Python 3.0 - dict methods return views - why?

You are effectively getting a list. It's just not a copy of the internal list, but something that acts as if it where a list but only represents the internal state.

That's the same way it's implemented in Java (and probably many other languages/environments as well).

The main reason is that for many use cases returning a completely detached list is unnecessary and wasteful. It would require copying the entire content (which may or many not be a lot).

If you simply want to iterate over the keys then creating a new list is not necessary. And if you indeed need it as a separate list (as a copy) then you can easily create that list from the view.


Joachim Sauer's answer explains very well why a list is not returned. But this leaves the question why these functions wouldn't return iterators, just like iteritems etc. did in Python 2.

An iterator is much more restrictive than a container. For example, an iterator does not allow more than one pass; if you try a second pass, you'll find it's empty. Therefore, operations such as elem in cont are supported by containers, but cannot be supported by iterators: once you check whether an element is "in" the iterator, the iterator gets destroyed!

On the other hand, getting a container usually requires making a copy such as creating a list out of the dictionary's keys.

The view object has the best of both worlds: it behaves as a container, and yet does not make a copy of the dictionary! It is, in fact, a kind of a virtual read-only container that works by linking to the underlying dictionary. I don't know if it's seen anywhere else in the standard Python.

Edit:

@AntonyHatchkins: the reason it doesn't return a generator function is that it wouldn't allow for a fast in operation. Yes, in works for generator functions (when you call them). That is, you can do this:

def f():
  for i in range(10):
    yield i

5 in f() # True

But according to the definition of in, if the right side is a generator, python will go through all the n items of the generator - leading to O(n) time complexity. There's nothing you can do about it because that's the only meaningful behavior an arbitrary generator.
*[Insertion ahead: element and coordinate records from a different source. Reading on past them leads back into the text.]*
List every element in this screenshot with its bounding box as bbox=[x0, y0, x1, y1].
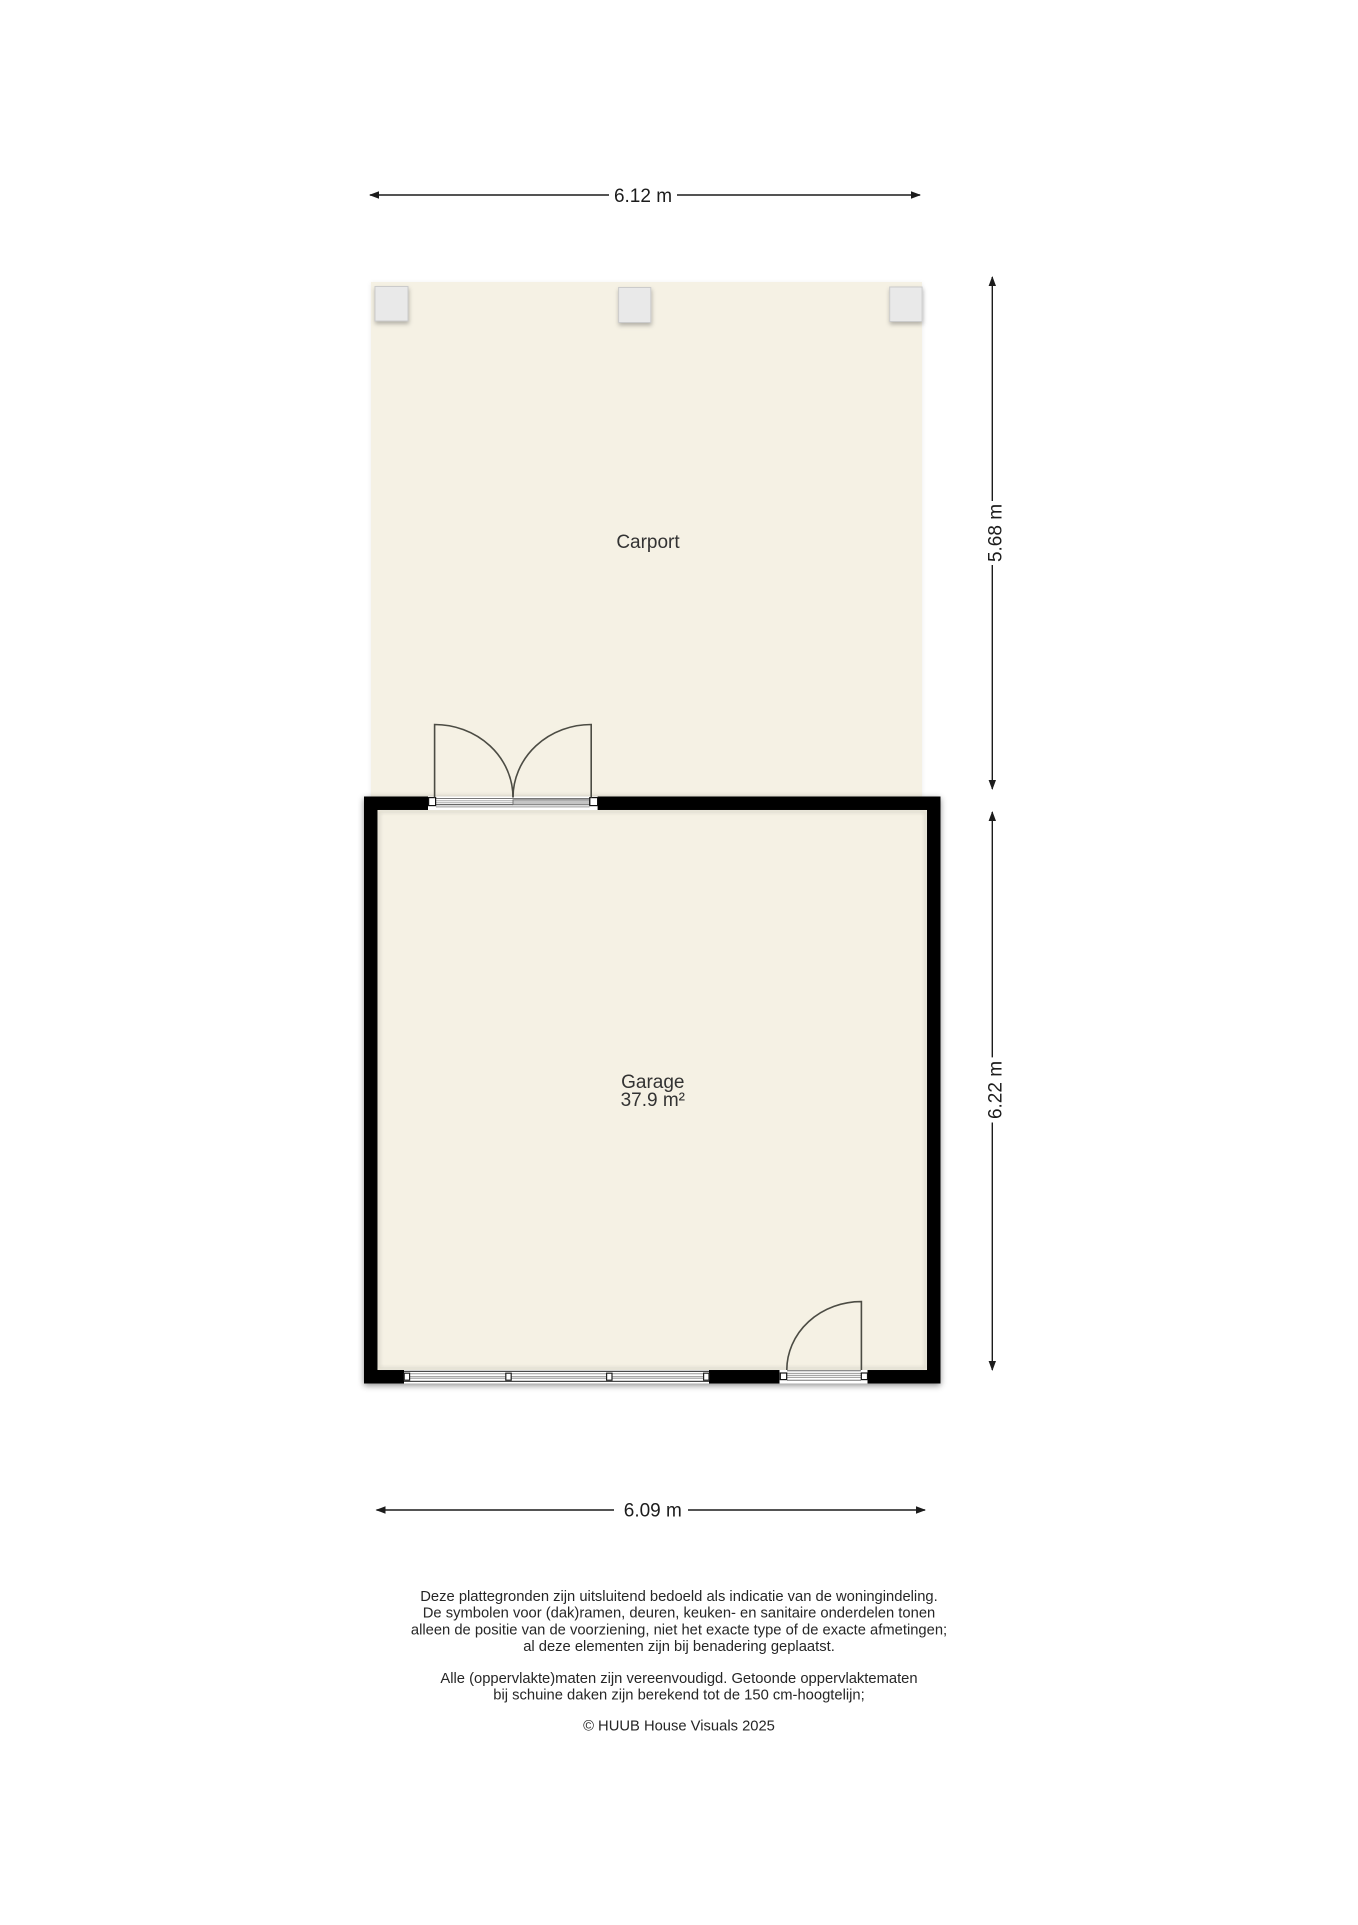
svg-text:Carport: Carport bbox=[616, 532, 680, 553]
svg-text:5.68 m: 5.68 m bbox=[986, 504, 1007, 562]
svg-text:6.22 m: 6.22 m bbox=[986, 1061, 1007, 1119]
svg-text:6.09 m: 6.09 m bbox=[624, 1501, 682, 1522]
svg-text:al deze elementen zijn bij ben: al deze elementen zijn bij benadering ge… bbox=[523, 1639, 835, 1655]
svg-text:© HUUB House Visuals 2025: © HUUB House Visuals 2025 bbox=[583, 1719, 775, 1735]
svg-text:De symbolen voor (dak)ramen, d: De symbolen voor (dak)ramen, deuren, keu… bbox=[423, 1606, 935, 1622]
svg-text:Deze plattegronden zijn uitslu: Deze plattegronden zijn uitsluitend bedo… bbox=[420, 1589, 937, 1605]
svg-text:37.9 m²: 37.9 m² bbox=[621, 1090, 685, 1111]
svg-text:bij schuine daken zijn bereken: bij schuine daken zijn berekend tot de 1… bbox=[493, 1688, 864, 1704]
svg-text:Alle (oppervlakte)maten zijn v: Alle (oppervlakte)maten zijn vereenvoudi… bbox=[440, 1671, 917, 1687]
svg-text:6.12 m: 6.12 m bbox=[614, 186, 672, 207]
svg-text:alleen de positie van de voorz: alleen de positie van de voorziening, ni… bbox=[411, 1622, 947, 1638]
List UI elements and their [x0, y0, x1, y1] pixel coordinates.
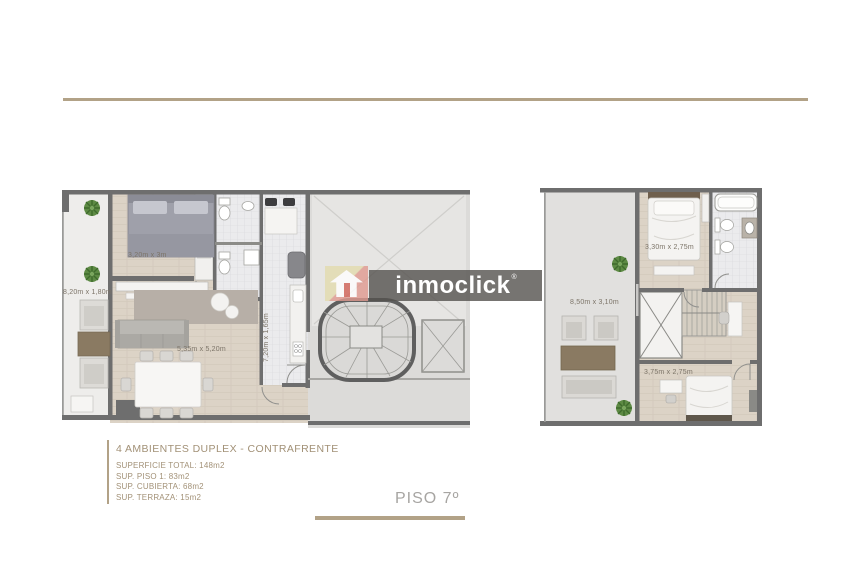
- house-arrow-icon: [325, 266, 368, 301]
- elevator: [422, 320, 464, 372]
- dim-bedroom3: 3,75m x 2,75m: [644, 369, 693, 376]
- dim-balcony: 8,20m x 1,80m: [63, 289, 112, 296]
- top-divider-line: [63, 98, 808, 101]
- dim-kitchen: 7,20m x 1,65m: [263, 313, 270, 362]
- desk2: [660, 380, 682, 393]
- tv-unit: [116, 282, 208, 291]
- floor-number-label: PISO 7º: [395, 490, 459, 508]
- dim-living: 5,35m x 5,20m: [177, 346, 226, 353]
- plant-icon: [84, 266, 100, 282]
- brand-name: inmoclick: [395, 274, 510, 298]
- bed-lower: [686, 376, 732, 421]
- unit-title: 4 AMBIENTES DUPLEX - CONTRAFRENTE: [116, 443, 339, 455]
- terrace-door: [636, 284, 639, 316]
- dim-bedroom2: 3,30m x 2,75m: [645, 244, 694, 251]
- spec-total: SUPERFICIE TOTAL: 148m2: [116, 461, 225, 472]
- spec-piso1: SUP. PISO 1: 83m2: [116, 472, 225, 483]
- floorplan-page: 3,20m x 3m 8,20m x 1,80m 5,35m x 5,20m 7…: [0, 0, 866, 576]
- info-accent-line: [107, 440, 109, 504]
- sofa: [115, 320, 189, 348]
- plant-icon: [612, 256, 628, 272]
- dim-terrace: 8,50m x 3,10m: [570, 299, 619, 306]
- floor-label-underline: [315, 516, 465, 520]
- rug: [134, 290, 258, 324]
- wall-unit: [749, 390, 757, 412]
- bed-main: [128, 195, 214, 257]
- floor2-plan: [536, 184, 764, 430]
- desk2-chair: [666, 395, 676, 403]
- surface-specs: SUPERFICIE TOTAL: 148m2 SUP. PISO 1: 83m…: [116, 461, 225, 503]
- watermark-text-box: inmoclick®: [369, 270, 542, 301]
- floor1-plan: [62, 190, 470, 430]
- inmoclick-watermark: inmoclick®: [325, 266, 542, 301]
- desk-chair: [719, 312, 729, 324]
- floor1-plan-drawing: [62, 190, 470, 430]
- bench: [654, 266, 694, 275]
- spec-terraza: SUP. TERRAZA: 15m2: [116, 493, 225, 504]
- closet: [702, 194, 709, 222]
- desk: [728, 302, 742, 336]
- spec-cubierta: SUP. CUBIERTA: 68m2: [116, 482, 225, 493]
- plant-icon: [616, 400, 632, 416]
- plant-icon: [84, 200, 100, 216]
- circular-stair: [320, 300, 414, 380]
- registered-mark: ®: [512, 274, 517, 281]
- dim-bedroom1: 3,20m x 3m: [128, 252, 167, 259]
- floor2-plan-drawing: [536, 184, 764, 430]
- void-area: [640, 292, 682, 358]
On the other hand, in the case of the dictionary view, you can implement in any way you like, because you know more about the data you manage. And in fact in is implemented with O(1) complexity using a hash table. You can check it by running

>>> d = dict(zip(range(50000000), range(50000000)))
>>> 49999999 in d
True
>>> 49999999 in iter(d) # kinda how generator function would work
True
>>>

and noticing how fast the first in is compared to the second in.